We incorporate additional information with respect to production and reserves which is either not required to be included or prohibited under rules of the SEC and practices in the United States. We follow the Canadian practice of reporting gross production and reserve volumes (before deduction of Crown and other royalties). We also follow the Canadian practice of using forecast prices and costs when we estimate our reserves, whereas the SEC rules require that a 12-month average price, calculated as the unweighted arithmetic average of the first-day-of-the-month price for each month within the 12-month period prior to the end of the reporting period, be utilized.

We have included in the AIF for the year ended December 31, 2025 estimates of proved reserves and proved plus probable reserves. Probable reserves have a lower certainty of recovery than proved reserves. The SEC requires oil and gas issuers in their filings with the SEC to disclose only proved reserves but permits the optional disclosure of probable reserves. The SEC definitions of proved reserves and probable reserves are different than NI 51-101; therefore, proved, probable and proved plus probable reserves disclosed in the AIF for the year ended December 31, 2025 may not be comparable to United States standards.

As a consequence of the foregoing, our reserves estimates and production volumes in the AIF for the year ended December 31, 2025 may not be comparable to those made by companies utilizing United States reporting and disclosure standards.

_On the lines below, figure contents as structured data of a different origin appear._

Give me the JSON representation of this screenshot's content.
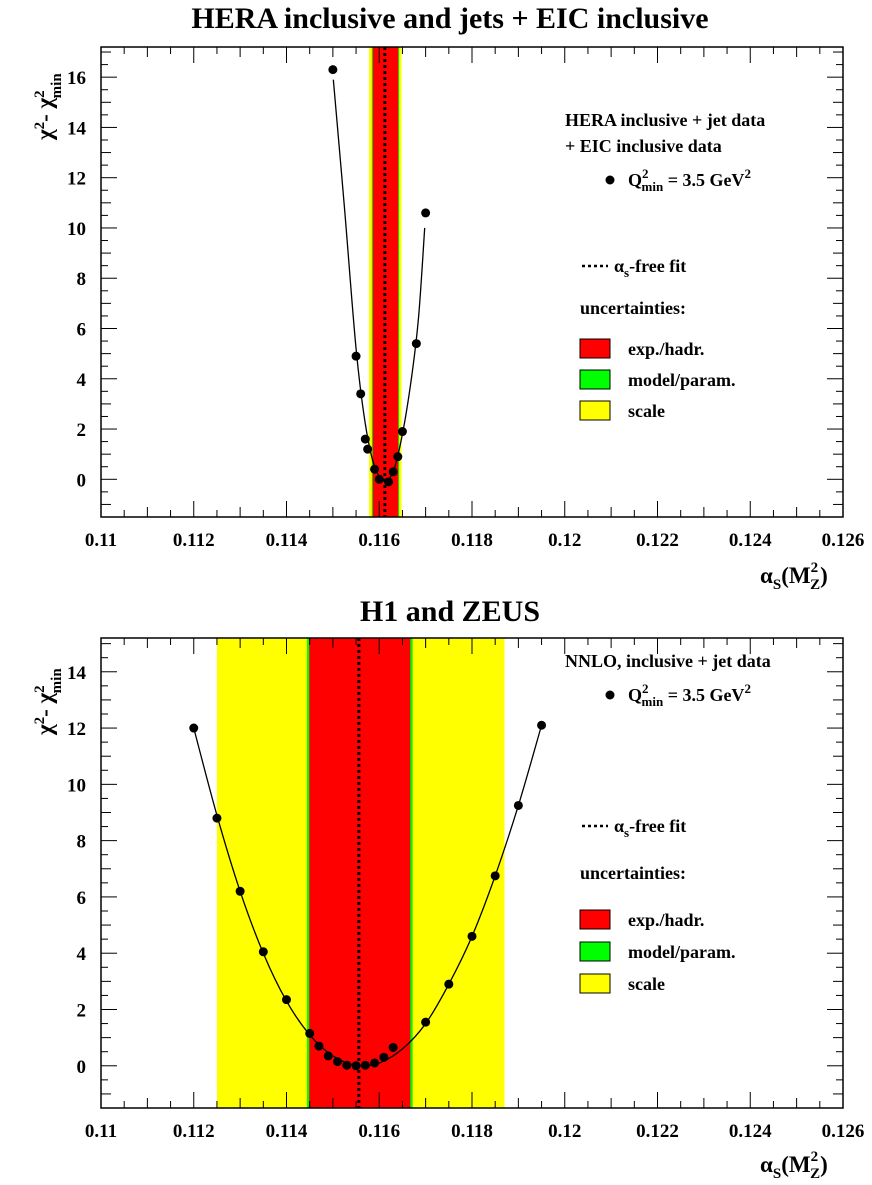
{
  "chart_data": [
    {
      "type": "scatter",
      "title": "HERA inclusive and jets + EIC inclusive",
      "xlabel": "αS(M2Z)",
      "ylabel": "χ2 - χ2min",
      "xlim": [
        0.11,
        0.126
      ],
      "ylim": [
        -1.5,
        17.2
      ],
      "xticks": [
        "0.11",
        "0.112",
        "0.114",
        "0.116",
        "0.118",
        "0.12",
        "0.122",
        "0.124",
        "0.126"
      ],
      "yticks": [
        "0",
        "2",
        "4",
        "6",
        "8",
        "10",
        "12",
        "14",
        "16"
      ],
      "legend": {
        "header": [
          "HERA inclusive + jet data",
          "+ EIC inclusive data"
        ],
        "points_label": "Q2min = 3.5 GeV2",
        "line_label": "αs-free fit",
        "uncertainties_label": "uncertainties:",
        "bands": [
          "exp./hadr.",
          "model/param.",
          "scale"
        ]
      },
      "bands": {
        "scale": [
          0.11578,
          0.11648
        ],
        "model": [
          0.11584,
          0.11643
        ],
        "exp": [
          0.11586,
          0.11641
        ]
      },
      "central": 0.11612,
      "points": [
        [
          0.115,
          16.3
        ],
        [
          0.1155,
          4.9
        ],
        [
          0.1156,
          3.4
        ],
        [
          0.1157,
          1.6
        ],
        [
          0.11575,
          1.2
        ],
        [
          0.1159,
          0.4
        ],
        [
          0.116,
          0.0
        ],
        [
          0.1162,
          -0.1
        ],
        [
          0.1163,
          0.3
        ],
        [
          0.1164,
          0.9
        ],
        [
          0.1165,
          1.9
        ],
        [
          0.1168,
          5.4
        ],
        [
          0.117,
          10.6
        ]
      ],
      "curve": [
        [
          0.11501,
          15.9
        ],
        [
          0.11525,
          10.8
        ],
        [
          0.1155,
          5.2
        ],
        [
          0.1157,
          2.2
        ],
        [
          0.1159,
          0.5
        ],
        [
          0.1161,
          0.0
        ],
        [
          0.1163,
          0.3
        ],
        [
          0.1165,
          1.8
        ],
        [
          0.1167,
          4.1
        ],
        [
          0.11685,
          6.5
        ],
        [
          0.11698,
          10.0
        ]
      ]
    },
    {
      "type": "scatter",
      "title": "H1 and ZEUS",
      "xlabel": "αS(M2Z)",
      "ylabel": "χ2 - χ2min",
      "xlim": [
        0.11,
        0.126
      ],
      "ylim": [
        -1.5,
        15.2
      ],
      "xticks": [
        "0.11",
        "0.112",
        "0.114",
        "0.116",
        "0.118",
        "0.12",
        "0.122",
        "0.124",
        "0.126"
      ],
      "yticks": [
        "0",
        "2",
        "4",
        "6",
        "8",
        "10",
        "12",
        "14"
      ],
      "legend": {
        "header": [
          "NNLO, inclusive + jet data"
        ],
        "points_label": "Q2min = 3.5 GeV2",
        "line_label": "αs-free fit",
        "uncertainties_label": "uncertainties:",
        "bands": [
          "exp./hadr.",
          "model/param.",
          "scale"
        ]
      },
      "bands": {
        "scale": [
          0.1125,
          0.1187
        ],
        "model": [
          0.11444,
          0.11672
        ],
        "exp": [
          0.11449,
          0.11667
        ]
      },
      "central": 0.11556,
      "points": [
        [
          0.112,
          12.0
        ],
        [
          0.1125,
          8.8
        ],
        [
          0.113,
          6.2
        ],
        [
          0.1135,
          4.05
        ],
        [
          0.114,
          2.35
        ],
        [
          0.1145,
          1.15
        ],
        [
          0.1147,
          0.7
        ],
        [
          0.1149,
          0.35
        ],
        [
          0.1151,
          0.15
        ],
        [
          0.1153,
          0.02
        ],
        [
          0.1155,
          0.0
        ],
        [
          0.1157,
          0.02
        ],
        [
          0.1159,
          0.1
        ],
        [
          0.1161,
          0.3
        ],
        [
          0.1163,
          0.65
        ],
        [
          0.117,
          1.55
        ],
        [
          0.1175,
          2.9
        ],
        [
          0.118,
          4.6
        ],
        [
          0.1185,
          6.75
        ],
        [
          0.119,
          9.25
        ],
        [
          0.1195,
          12.1
        ]
      ],
      "curve": [
        [
          0.112,
          12.0
        ],
        [
          0.1125,
          8.9
        ],
        [
          0.113,
          6.2
        ],
        [
          0.1135,
          4.0
        ],
        [
          0.114,
          2.3
        ],
        [
          0.1145,
          1.1
        ],
        [
          0.115,
          0.35
        ],
        [
          0.1155,
          0.02
        ],
        [
          0.116,
          0.1
        ],
        [
          0.1165,
          0.6
        ],
        [
          0.117,
          1.5
        ],
        [
          0.1175,
          2.9
        ],
        [
          0.118,
          4.6
        ],
        [
          0.1185,
          6.75
        ],
        [
          0.119,
          9.25
        ],
        [
          0.1195,
          12.1
        ]
      ]
    }
  ],
  "colors": {
    "exp": "#ff0000",
    "model": "#00ff00",
    "scale": "#ffff00",
    "marker": "#000000"
  }
}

There is additional taxation applicable to non-residents

Tax legislation in Canada may impose withholding or other taxes on the cash dividends, stock dividends or other property transferred by us to non-resident shareholders. These taxes may be reduced pursuant to tax treaties between Canada and the non-resident shareholder's jurisdiction of residence. Evidence of eligibility for a reduced withholding rate must be filed by the non-resident shareholder in prescribed form with their broker (or in the case of registered shareholders, with the transfer agent). In addition, the country in which the non-resident shareholder is resident may impose additional taxes on such dividends. Any of these taxes may change from time to time.